The strengths of the present study include the examination of a large cohort of sepsis survivors over a study period of 10 years. In addition, we investigated associations between the serum TCO2 level and not only all-cause mortality but also adverse cardiovascular outcomes in sepsis survivors. To our knowledge, this study is the first to examine serum TCO2 levels measured after discharge from hospitalization for sepsis, rather than those measured on admission. However, some limitations of this study must be considered. First, the study was observational, and thus may have been affected by selection bias and unmeasured confounding factors; in addition, no inference about causality could be made. Second, we did not have access to partial CO2 pressure or pH measurements for the study participants and cannot exclude the possibility that some of the variation in the bicarbonate levels represented respiratory effects. Additionally, we did not have information on the use of alkali therapy, which may influence the TCO2 level. Finally, long-term clinical outcomes were obtained using linkage to the hospital registry database of the Big Data Center. It is possible that some people may be lost to follow-up during the study period.

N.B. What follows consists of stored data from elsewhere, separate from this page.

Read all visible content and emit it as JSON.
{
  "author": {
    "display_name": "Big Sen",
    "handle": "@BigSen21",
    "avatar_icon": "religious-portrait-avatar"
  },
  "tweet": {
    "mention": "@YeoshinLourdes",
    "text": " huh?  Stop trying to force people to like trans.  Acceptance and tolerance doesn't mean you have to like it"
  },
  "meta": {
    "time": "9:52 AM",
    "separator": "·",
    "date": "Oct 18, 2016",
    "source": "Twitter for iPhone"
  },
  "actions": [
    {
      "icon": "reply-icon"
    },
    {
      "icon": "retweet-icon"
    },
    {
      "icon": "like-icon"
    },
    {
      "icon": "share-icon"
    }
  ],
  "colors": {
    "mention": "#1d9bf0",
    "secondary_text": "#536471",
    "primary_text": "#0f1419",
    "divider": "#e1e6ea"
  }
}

However, sepsis survivors are a fragile population that requires continued access to medical resources for treatment and the study participants are old, leading to the relatively low possibility of those who do not continue to be followed up at a medical center like our hospital or move to another city.

Conclusion

The sepsis survivors with low serum TCO2 level were associated with higher risks of mortality, myocardial infarction, and end-stage renal disease. Prospective studies are needed to confirm these relationships and to evaluate associations between the serum TCO2 level and adverse long-term outcomes.